How many times have you found the perfect thing, and when you went to replace it, were told we aren’t carrying that anymore . . . it was a passing trend.
“It was? Am I that far out of the loop?” I thought to myself, wondering who in the world decides these things.
I think it started with lipstick colors in the seventies. Sudden ruination, when the lipstick color that made my life complete was no longer available, sending me into a bout of remorse, for not having stocked up.
What does one do then? People don’t take you seriously when you have no lips, or eyebrows for that matter.
I went to a lot of trouble to get my house Feng Shui friendly, and found it was really making a difference in my life. The when two of my stalks of bamboo went the way of the compost pile, I found my business phone was not ringing as often. I went looking to replace them, knowing that a certain number of pieces was the key to bringing abundance into my life. In case anyone is interested, multiples of three are best.
Not able to find any after looking several places, I couldn’t help but wonder if lucky bamboo had already joined the ranks of the dodo bird, along with my blackberry colored lipstick.
After a couple of weeks spent trying to track down the lucky bamboo, I ended up in Chinatown, on the recommendation of one of the florists I had visited, who told me that the trend had passed and it was no longer worth it for them to carry it anymore.
Once in Chinatown,I saw lucky bamboo in all shapes, sizes, along with jasmine plants, jade plants, you name it, all the items I had been looking for, yet were no where to be found, until now.

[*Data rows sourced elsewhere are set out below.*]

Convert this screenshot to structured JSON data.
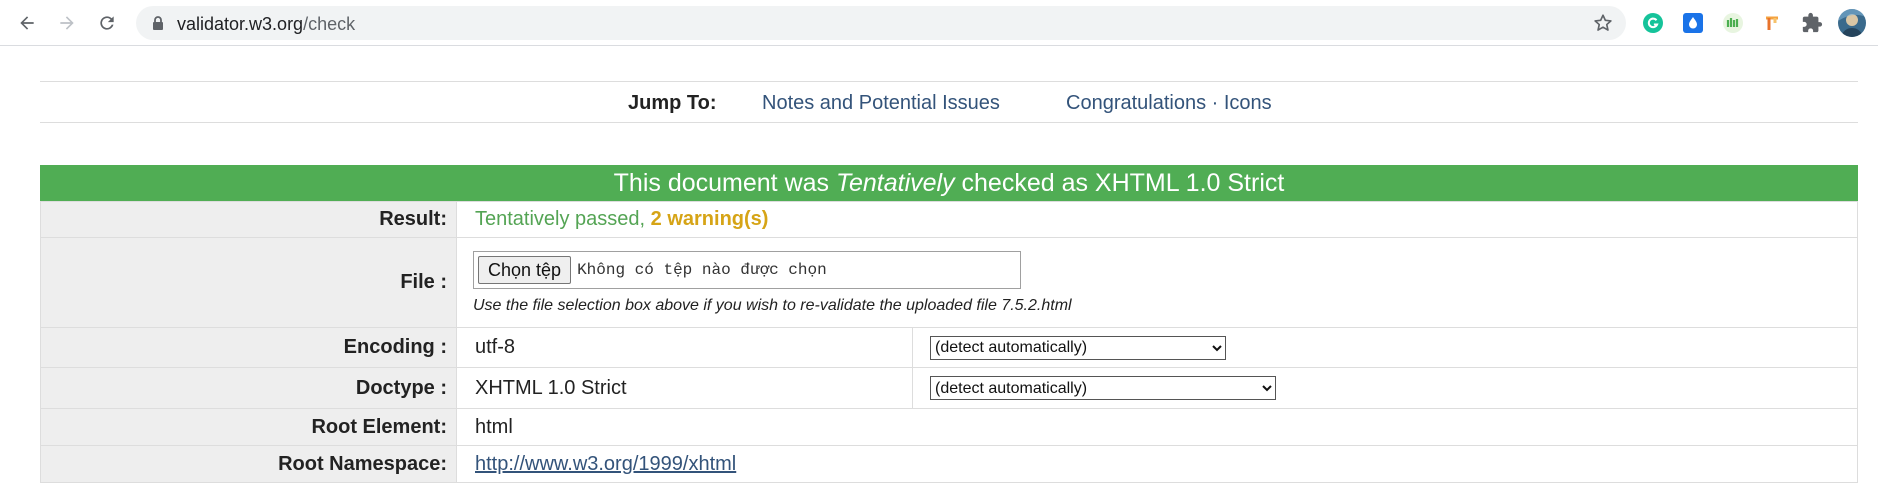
{
  "browser": {
    "url_host": "validator.w3.org",
    "url_path": "/check"
  },
  "jump": {
    "label": "Jump To:",
    "link1": "Notes and Potential Issues",
    "link2": "Congratulations · Icons"
  },
  "result_header": {
    "prefix": "This document was ",
    "emphasis": "Tentatively",
    "suffix": " checked as XHTML 1.0 Strict",
    "color": "#50ad54"
  },
  "rows": {
    "result": {
      "label": "Result:",
      "passed": "Tentatively passed, ",
      "warnings": "2 warning(s)"
    },
    "file": {
      "label": "File :",
      "button": "Chọn tệp",
      "none_chosen": "Không có tệp nào được chọn",
      "note": "Use the file selection box above if you wish to re-validate the uploaded file 7.5.2.html"
    },
    "encoding": {
      "label": "Encoding :",
      "value": "utf-8",
      "select": "(detect automatically)"
    },
    "doctype": {
      "label": "Doctype :",
      "value": "XHTML 1.0 Strict",
      "select": "(detect automatically)"
    },
    "root_element": {
      "label": "Root Element:",
      "value": "html"
    },
    "root_namespace": {
      "label": "Root Namespace:",
      "value": "http://www.w3.org/1999/xhtml"
    }
  },
  "icons": [
    "back-icon",
    "forward-icon",
    "reload-icon",
    "lock-icon",
    "star-icon",
    "grammarly-icon",
    "dropbox-drop-icon",
    "green-extension-icon",
    "orange-extension-icon",
    "puzzle-icon",
    "profile-avatar"
  ]
}
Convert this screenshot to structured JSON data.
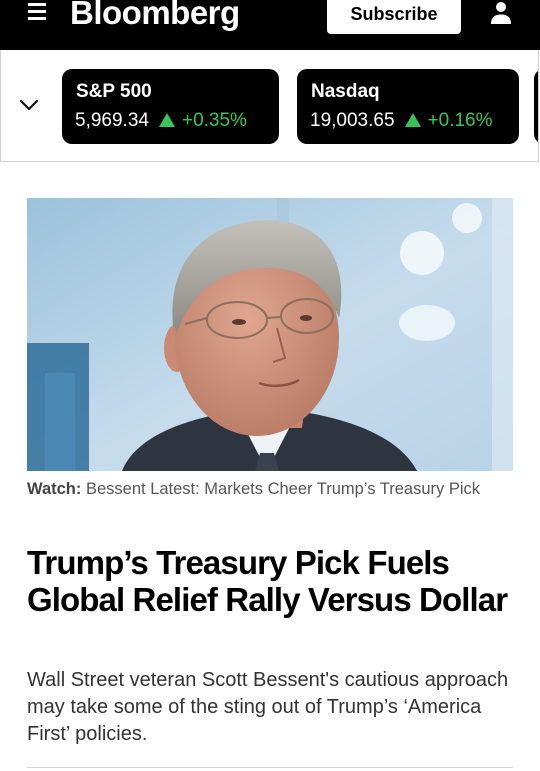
{
  "header": {
    "brand": "Bloomberg",
    "subscribe_label": "Subscribe",
    "menu_icon": "hamburger-menu-icon",
    "user_icon": "user-icon"
  },
  "tickers": [
    {
      "name": "S&P 500",
      "value": "5,969.34",
      "change": "+0.35%",
      "direction": "up"
    },
    {
      "name": "Nasdaq",
      "value": "19,003.65",
      "change": "+0.16%",
      "direction": "up"
    }
  ],
  "colors": {
    "header_bg": "#000000",
    "ticker_card_bg": "#000000",
    "positive": "#35c759"
  },
  "article": {
    "caption_label": "Watch:",
    "caption_text": "Bessent Latest: Markets Cheer Trump’s Treasury Pick",
    "headline": "Trump’s Treasury Pick Fuels Global Relief Rally Versus Dollar",
    "summary": "Wall Street veteran Scott Bessent's cautious approach may take some of the sting out of Trump’s ‘America First’ policies."
  }
}
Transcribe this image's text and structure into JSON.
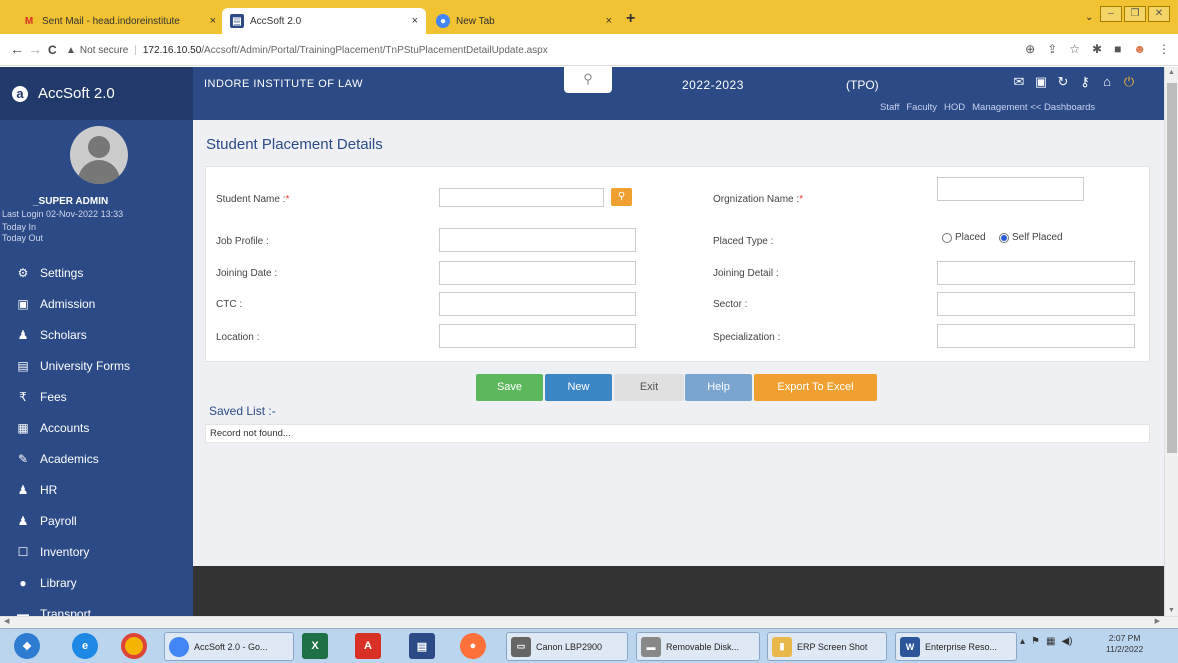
{
  "browser": {
    "tabs": [
      {
        "label": "Sent Mail - head.indoreinstitute",
        "icon": "gmail-icon",
        "close": "×"
      },
      {
        "label": "AccSoft 2.0",
        "icon": "accsoft-favicon",
        "close": "×"
      },
      {
        "label": "New Tab",
        "icon": "chrome-icon",
        "close": "×"
      }
    ],
    "new_tab": "+",
    "nav": {
      "back": "←",
      "forward": "→",
      "reload": "C"
    },
    "security": "Not secure",
    "url_host": "172.16.10.50",
    "url_path": "/Accsoft/Admin/Portal/TrainingPlacement/TnPStuPlacementDetailUpdate.aspx"
  },
  "header": {
    "brand": "AccSoft 2.0",
    "institute": "INDORE INSTITUTE OF LAW",
    "session": "2022-2023",
    "role": "(TPO)",
    "dashboards": [
      "Staff",
      "Faculty",
      "HOD",
      "Management << Dashboards"
    ]
  },
  "user": {
    "name": "_SUPER ADMIN",
    "last_login": "Last Login  02-Nov-2022 13:33",
    "today_in": "Today In",
    "today_out": "Today Out"
  },
  "sidebar": {
    "items": [
      {
        "label": "Settings",
        "icon": "gear-icon"
      },
      {
        "label": "Admission",
        "icon": "admission-icon"
      },
      {
        "label": "Scholars",
        "icon": "user-icon"
      },
      {
        "label": "University Forms",
        "icon": "form-icon"
      },
      {
        "label": "Fees",
        "icon": "rupee-icon"
      },
      {
        "label": "Accounts",
        "icon": "ledger-icon"
      },
      {
        "label": "Academics",
        "icon": "pen-icon"
      },
      {
        "label": "HR",
        "icon": "users-icon"
      },
      {
        "label": "Payroll",
        "icon": "users-icon"
      },
      {
        "label": "Inventory",
        "icon": "inventory-icon"
      },
      {
        "label": "Library",
        "icon": "library-icon"
      },
      {
        "label": "Transport",
        "icon": "bus-icon"
      }
    ]
  },
  "page": {
    "title": "Student Placement Details",
    "required_mark": "*",
    "form": {
      "student_name_label": "Student Name :",
      "student_name_value": "",
      "org_name_label": "Orgnization Name :",
      "org_name_value": "",
      "job_profile_label": "Job Profile :",
      "placed_type_label": "Placed Type :",
      "placed_options": [
        "Placed",
        "Self Placed"
      ],
      "placed_selected": "Self Placed",
      "joining_date_label": "Joining Date :",
      "joining_detail_label": "Joining Detail :",
      "ctc_label": "CTC :",
      "sector_label": "Sector :",
      "location_label": "Location :",
      "specialization_label": "Specialization :"
    },
    "buttons": {
      "save": "Save",
      "new": "New",
      "exit": "Exit",
      "help": "Help",
      "export": "Export To Excel"
    },
    "saved_list_title": "Saved List :-",
    "no_record": "Record not found..."
  },
  "taskbar": {
    "tasks": [
      "AccSoft 2.0 - Go...",
      "Canon LBP2900",
      "Removable Disk...",
      "ERP Screen Shot",
      "Enterprise Reso..."
    ],
    "time": "2:07 PM",
    "date": "11/2/2022"
  },
  "colors": {
    "header": "#2b4a86",
    "save": "#5cb85c",
    "new": "#3d86c6",
    "exit": "#e0e0e0",
    "help": "#7aa5cf",
    "export": "#f0a030"
  }
}
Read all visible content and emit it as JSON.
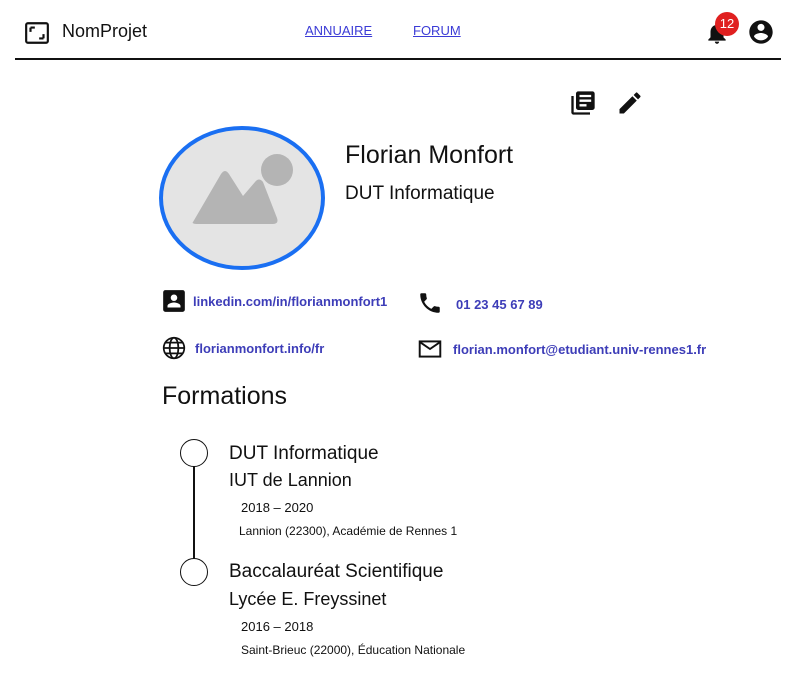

Why hadn’t I thought of Chinatown before?
Of course, as an artist, I was mortified to find out that some of the color pigments that I have become akin to, would no longer going to be manufactured, once the current supply runs out. Upon investigating this, it turned out that the car manufacturers are the ones who decide this.
Now tell me, isn’t there something wrong with the order of things in this world, when the car manufacturers are the ones deciding what pigments shall be available for artists to use. Is this not a decision that the artists should decide, henceforth dictating to the auto industry, instead of the other way around?
I take solace in the fact that I still have another twenty years with my Quinacridone Gold, and perhaps by then they will have come out with the new improved version, which, by the way, never ever seems to be superior to the original, in anything other than price.